Kickstarter’s Data Breach Raises a Larger Investment Strategy Issue
If you follow the start-up industry, specifically crowd-funding, you may have noticed that Kickstarter.com was breached.
In a letter sent out to their customers, Kickstarter stated,
“While no credit card data was accessed, some information about our customers was. Accessed information included usernames, email addresses, mailing addresses, phone numbers, and encrypted passwords. Actual passwords were not revealed, however it is possible for a malicious person with enough computingpower to guess and crack an encrypted password, particularly a weak or obvious one.”
While Kickstarter is basically “crowd donations” rather than crowd funding, in that no equity is ever exchanged for money donated, their data breach raises an important topic for actual equity investors.
Why you (investors) should care
It’s just another breach in a long line of companies that didn’t spend the time and resources to protect data.
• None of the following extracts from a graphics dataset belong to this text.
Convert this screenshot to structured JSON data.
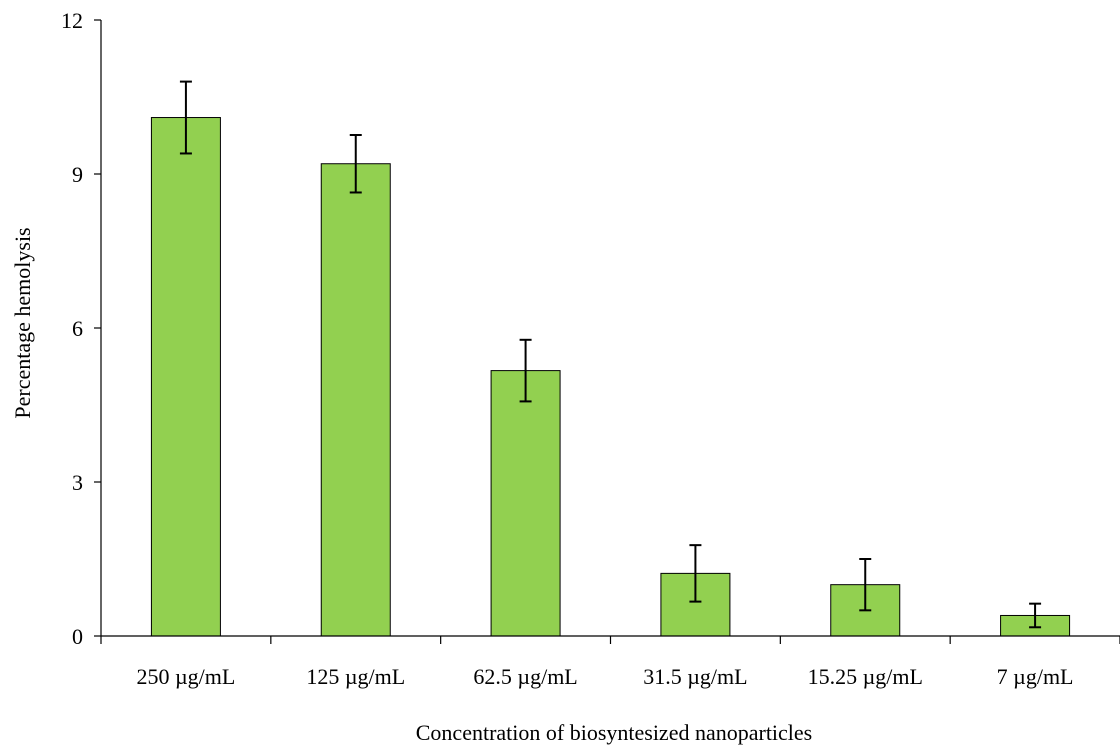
{
  "chart_data": {
    "type": "bar",
    "title": "",
    "xlabel": "Concentration of biosyntesized nanoparticles",
    "ylabel": "Percentage hemolysis",
    "categories": [
      "250 µg/mL",
      "125 µg/mL",
      "62.5 µg/mL",
      "31.5 µg/mL",
      "15.25 µg/mL",
      "7 µg/mL"
    ],
    "series": [
      {
        "values": [
          10.1,
          9.2,
          5.17,
          1.22,
          1.0,
          0.4
        ],
        "errors": [
          0.7,
          0.56,
          0.6,
          0.55,
          0.5,
          0.23
        ]
      }
    ],
    "ylim": [
      0,
      12
    ],
    "yticks": [
      0,
      3,
      6,
      9,
      12
    ],
    "grid": false,
    "legend": "none",
    "bar_color": "#92d050",
    "bar_edge_color": "#000000",
    "error_bar_color": "#000000"
  }
}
Users should just change their password and move on, right? Not exactly. There may be a deeper issue than just poor security at play and it may affect more than just the crowd-funding crowd.
I am currently taking classes at Northwestern University - Kellogg School of Management for my Executive Master of Business Administration (EMBA). One of the classes I am taking this quarter is Venture Capital Structures and Start-ups. The class covers types of funding, funding structures, due diligence and exit strategies.
One thing that struck me as odd was the lack of security awareness or interest investors have around the company or idea they are funding. This is a serious blind spot for investors, because security can negatively affect the likelihood of a start-up’s success.
First, let’s start from the beginning
You have an idea, you’re ready to take that idea to market by starting a company, but you need funding to get started. Most people will turn to seed funding, where an investor will typically give you $25 – $100k. This then opens up to rounds, or series of funding, starting with series A, then B and so on and so forth. That seed money is used for infrastructure, hiring, development, or whatever else is needed to get an idea off the ground.
Once the idea is somewhat established, you may look for Angel investors to provide more funding (there are various funding sources, so for simplicity let’s just use Angel investors). At each subsequent series, the risk for investment goes down (probability of failure), but the amount of money invested goes up.
Depicted by the graph below, this is true up until Series B. At this point, security can start to have an adverse effect on the probability of the start-up succeeding (as I stated earlier).
Basically, if the start-up gets breached and loses data, intellectual property (IP), or worse, adversely effects investor confidence, the return on future earnings falls dramatically.
Secure your investments
If you are an investor reading this and thinking of funding a start-up, think about your return on your investment as it relates to security. Is your investment secure? Chances are you are making investments with a considerable downside risk that you may not even be aware of.
If you are a start-up, and you have received outside funding, I am sure you have diluted your shares significantly. Thus the payout or exit strategy for the co-founders is either an Initial Public Offering (IPO) or purchase by a larger organization. A security breach can turn this exit strategy into a fire sale. Next time you get funding, think of making an investment into the security of the start-up. It will have a positive return on investment (ROI) and bolster investor confidence. Your competition isn’t thinking about security. You should be.